Il Viceré del Bastione – Il secondo mandato (1726-1727)

 

A spingere questa volta Vittorio Amedeo II verso un cambiamento di rotta, erano considerazioni sia di ordine politico che pratico. In primo luogo egli desiderava “alienare sempre più i Regnicoli dalla nazione spagnola” e quindi aveva deciso “di procurare l’introduzione della lingua italiana”. Inoltre, l’esperienza aveva dimostrato “quanto possa esser utile al nostro servizio l’introduzione di detta lingua, a riflesso principalmente delle necessarie mutazioni che ci occorre di fare degli ufficiali di giustizia, quando che da Noi vengono destinati a subentrare al loro impiego, non essendo pratici delle Leggi e pragmatiche, né coadiuvati dal linguaggio del Regno, non sono in stato di opporsi, pendente l’indispensabile noviziato che loro conviene di fare, ai pregiudizi che abbiamo motivo di temere, non solo nelfamministrazione della Giustizia, ma anche alla nostra giurisdizione”. Si trattava dunque di favorire la comprensione tra ufficiali sardi e piemontesi. A tale scopo veniva ordinato al viceré di discutere del problema con il gesuita Antonio Falletti di Barolo, che dal 1722 risiedeva nell’isola, e di “trasmetterci poi il progetto, che a questo fine stimerete proprio”[234].

Il Pallavicino, dopo essersi consultato col Falletti, rispose che era “veramente indispensabile il cominciare ad insegnare alli Maestri delle scuole la lingua Italiana, perché possano poscia apprenderla ai studianti. Su questo supposto sarebbe tal cosa assai facile, ma trovo un inconveniente, e si e che nel Regno non si parla il linguaggio spagnolo, ma bensi il sardo, linguaggio barbaro e converrebbe che tutti quelli che insegnano nei Villaggi alli figlioli venissero loro medesimi in Cagliari per impararlo. Sono perciò di sentimento che si cominciassero a mandare alcuni Religiosi sia Gesuiti che Scolopi, quali tengono qui le scuole, per vedere che specie farebbe questa nuova direzione, ma penso che non vi inclinerebbero questi Religiosi sardi”[235].

Come al solito il barone propendeva per scelte drastiche, che tuttavia non erano condivise dal sovrano, il quale nel luglio 1726 ribadì che non era “nostra intenzione di abolire in cotesto Regno l’uso della lingua sarda, ma bensì di fare che vi sia insensibilmente introdotta l’italiana a luogo della spagnola”. L’intento era dunque quello di sostituire progressivamente l’idioma dei vecchi dominatori con quello usato dalla nuova dinastia, sancendo anche in questo modo l’avvenuto cambio di governo.

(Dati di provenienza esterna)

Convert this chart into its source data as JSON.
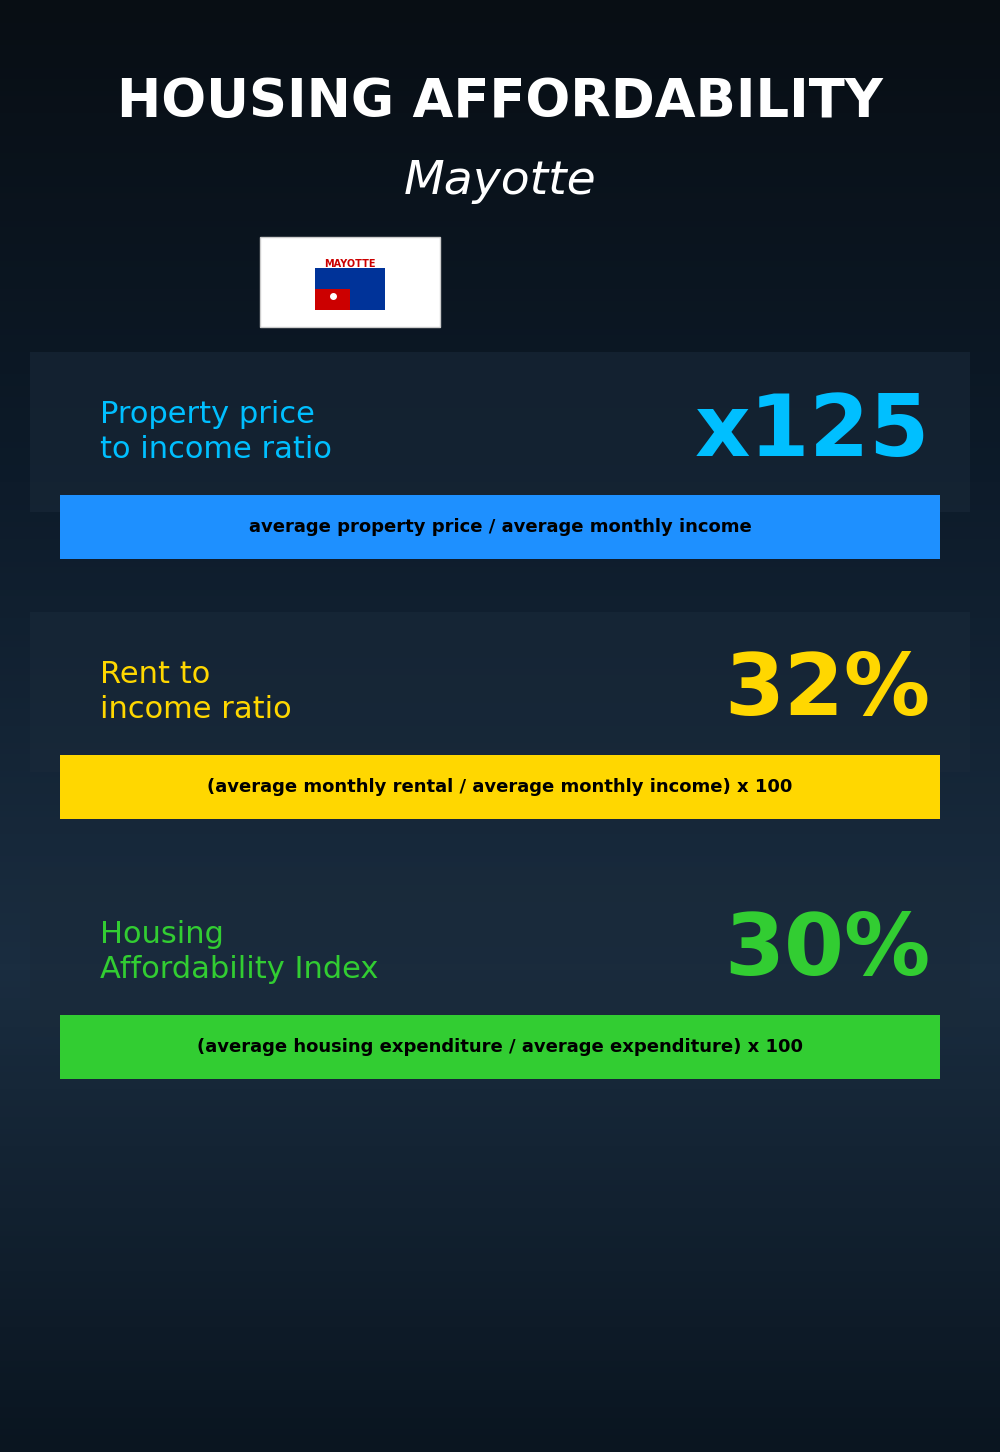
{
  "title_line1": "HOUSING AFFORDABILITY",
  "title_line2": "Mayotte",
  "bg_color": "#0d1b2a",
  "section1_label": "Property price\nto income ratio",
  "section1_value": "x125",
  "section1_label_color": "#00bfff",
  "section1_value_color": "#00bfff",
  "section1_band_text": "average property price / average monthly income",
  "section1_band_bg": "#1e90ff",
  "section1_band_text_color": "#000000",
  "section2_label": "Rent to\nincome ratio",
  "section2_value": "32%",
  "section2_label_color": "#ffd700",
  "section2_value_color": "#ffd700",
  "section2_band_text": "(average monthly rental / average monthly income) x 100",
  "section2_band_bg": "#ffd700",
  "section2_band_text_color": "#000000",
  "section3_label": "Housing\nAffordability Index",
  "section3_value": "30%",
  "section3_label_color": "#32cd32",
  "section3_value_color": "#32cd32",
  "section3_band_text": "(average housing expenditure / average expenditure) x 100",
  "section3_band_bg": "#32cd32",
  "section3_band_text_color": "#000000",
  "title_color": "#ffffff",
  "subtitle_color": "#ffffff",
  "overlay_color": "#1a2a3a",
  "overlay_alpha": 0.55
}
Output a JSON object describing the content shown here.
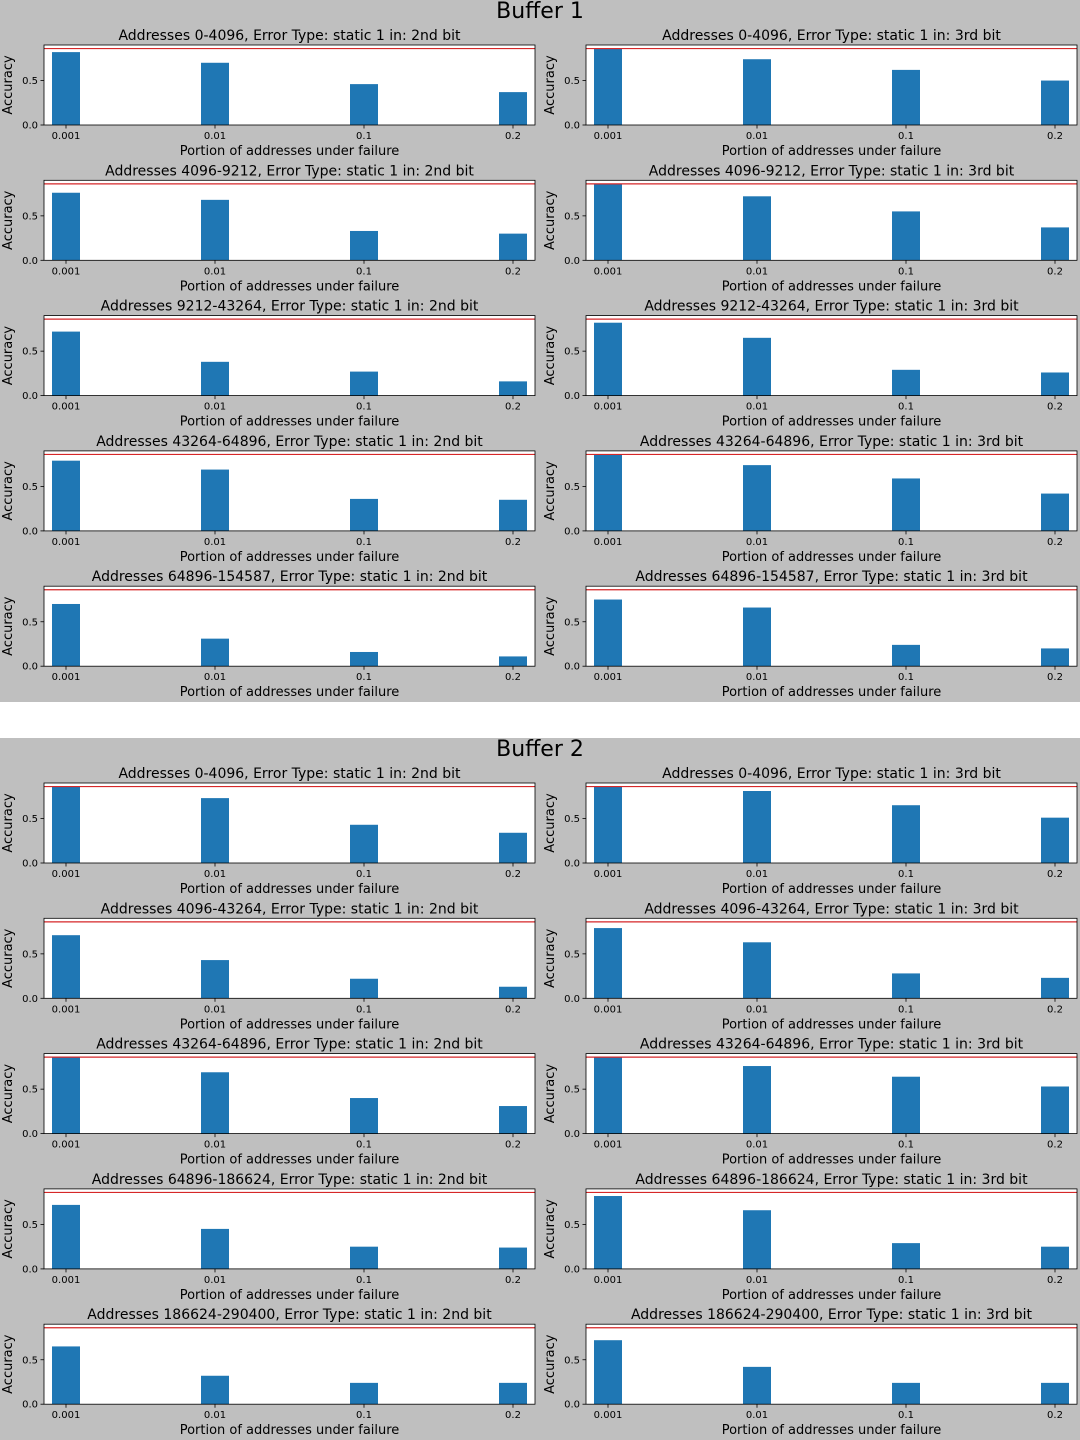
{
  "colors": {
    "background": "#bfbfbf",
    "bar": "#1f77b4",
    "reference_line": "#d62728",
    "axes_bg": "#ffffff"
  },
  "chart_data": [
    {
      "title": "Buffer 1",
      "type": "bar",
      "categories": [
        "0.001",
        "0.01",
        "0.1",
        "0.2"
      ],
      "xlabel": "Portion of addresses under failure",
      "ylabel": "Accuracy",
      "yticks": [
        "0.0",
        "0.5"
      ],
      "ylim": [
        0,
        0.9
      ],
      "baseline": 0.86,
      "grid": false,
      "subplots": [
        {
          "title": "Addresses 0-4096, Error Type: static 1 in: 2nd bit",
          "values": [
            0.82,
            0.7,
            0.46,
            0.37
          ]
        },
        {
          "title": "Addresses 0-4096, Error Type: static 1 in: 3rd bit",
          "values": [
            0.86,
            0.74,
            0.62,
            0.5
          ]
        },
        {
          "title": "Addresses 4096-9212, Error Type: static 1 in: 2nd bit",
          "values": [
            0.76,
            0.68,
            0.33,
            0.3
          ]
        },
        {
          "title": "Addresses 4096-9212, Error Type: static 1 in: 3rd bit",
          "values": [
            0.86,
            0.72,
            0.55,
            0.37
          ]
        },
        {
          "title": "Addresses 9212-43264, Error Type: static 1 in: 2nd bit",
          "values": [
            0.72,
            0.38,
            0.27,
            0.16
          ]
        },
        {
          "title": "Addresses 9212-43264, Error Type: static 1 in: 3rd bit",
          "values": [
            0.82,
            0.65,
            0.29,
            0.26
          ]
        },
        {
          "title": "Addresses 43264-64896, Error Type: static 1 in: 2nd bit",
          "values": [
            0.79,
            0.69,
            0.36,
            0.35
          ]
        },
        {
          "title": "Addresses 43264-64896, Error Type: static 1 in: 3rd bit",
          "values": [
            0.86,
            0.74,
            0.59,
            0.42
          ]
        },
        {
          "title": "Addresses 64896-154587, Error Type: static 1 in: 2nd bit",
          "values": [
            0.7,
            0.31,
            0.16,
            0.11
          ]
        },
        {
          "title": "Addresses 64896-154587, Error Type: static 1 in: 3rd bit",
          "values": [
            0.75,
            0.66,
            0.24,
            0.2
          ]
        }
      ]
    },
    {
      "title": "Buffer 2",
      "type": "bar",
      "categories": [
        "0.001",
        "0.01",
        "0.1",
        "0.2"
      ],
      "xlabel": "Portion of addresses under failure",
      "ylabel": "Accuracy",
      "yticks": [
        "0.0",
        "0.5"
      ],
      "ylim": [
        0,
        0.9
      ],
      "baseline": 0.86,
      "grid": false,
      "subplots": [
        {
          "title": "Addresses 0-4096, Error Type: static 1 in: 2nd bit",
          "values": [
            0.86,
            0.73,
            0.43,
            0.34
          ]
        },
        {
          "title": "Addresses 0-4096, Error Type: static 1 in: 3rd bit",
          "values": [
            0.86,
            0.81,
            0.65,
            0.51
          ]
        },
        {
          "title": "Addresses 4096-43264, Error Type: static 1 in: 2nd bit",
          "values": [
            0.71,
            0.43,
            0.22,
            0.13
          ]
        },
        {
          "title": "Addresses 4096-43264, Error Type: static 1 in: 3rd bit",
          "values": [
            0.79,
            0.63,
            0.28,
            0.23
          ]
        },
        {
          "title": "Addresses 43264-64896, Error Type: static 1 in: 2nd bit",
          "values": [
            0.86,
            0.69,
            0.4,
            0.31
          ]
        },
        {
          "title": "Addresses 43264-64896, Error Type: static 1 in: 3rd bit",
          "values": [
            0.86,
            0.76,
            0.64,
            0.53
          ]
        },
        {
          "title": "Addresses 64896-186624, Error Type: static 1 in: 2nd bit",
          "values": [
            0.72,
            0.45,
            0.25,
            0.24
          ]
        },
        {
          "title": "Addresses 64896-186624, Error Type: static 1 in: 3rd bit",
          "values": [
            0.82,
            0.66,
            0.29,
            0.25
          ]
        },
        {
          "title": "Addresses 186624-290400, Error Type: static 1 in: 2nd bit",
          "values": [
            0.65,
            0.32,
            0.24,
            0.24
          ]
        },
        {
          "title": "Addresses 186624-290400, Error Type: static 1 in: 3rd bit",
          "values": [
            0.72,
            0.42,
            0.24,
            0.24
          ]
        }
      ]
    }
  ]
}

Vittorio Amedeo approvava del resto la proposta di inviare nelle scuole tenute dai Gesuiti alcuni religiosi della terraferma, affinché insegnassero l’italiano “agli altri Padri Maestri”, in modo che questi a loro volta la trasmettessero agli studenti e cosi potesse “diramarsi insensibilmente nel Regno”[236]. Nell’estate il viceré prese contatti col Falletti e col Rettore degli Scopoli in Sardegna “per la esecuzione di questo progetto”, che prevedeva l’arrivo di “due soggetti italiani, cioè uno per questo Capo e l’altro per quello di Sassari”, per istruire “questi Padri in detta lingua”[237].

L’attuazione del piano non fu tuttavia così facile come sembrava alla corte torinese. Innanzitutto dei due religiosi che dovevano giungere dal Piemonte ne arrivò solo uno, il padre Vassallo, mentre lo stesso Falletti incontrò forti resistenze da parte dei suoi confratelli, così che nel marzo 1727 si doveva ancora “dare esecuzione al suo progetto”[238]. È probabile che il monarca sabaudo per realizzarlo confidasse molto nella collaborazione dei nuovi vescovi nominati dopo la riconciliazione con Roma e specialmente nei prelati piemontesi. Nell’aprile 1727, comunicando la loro partenza per l’isola al viceré, Vittorio Amedeo II lo informava che “li suddetti Prelati sono partiti con ogni miglior disposizione di agire di concerto col governo e di mantenere con esso una buona armonia”[239].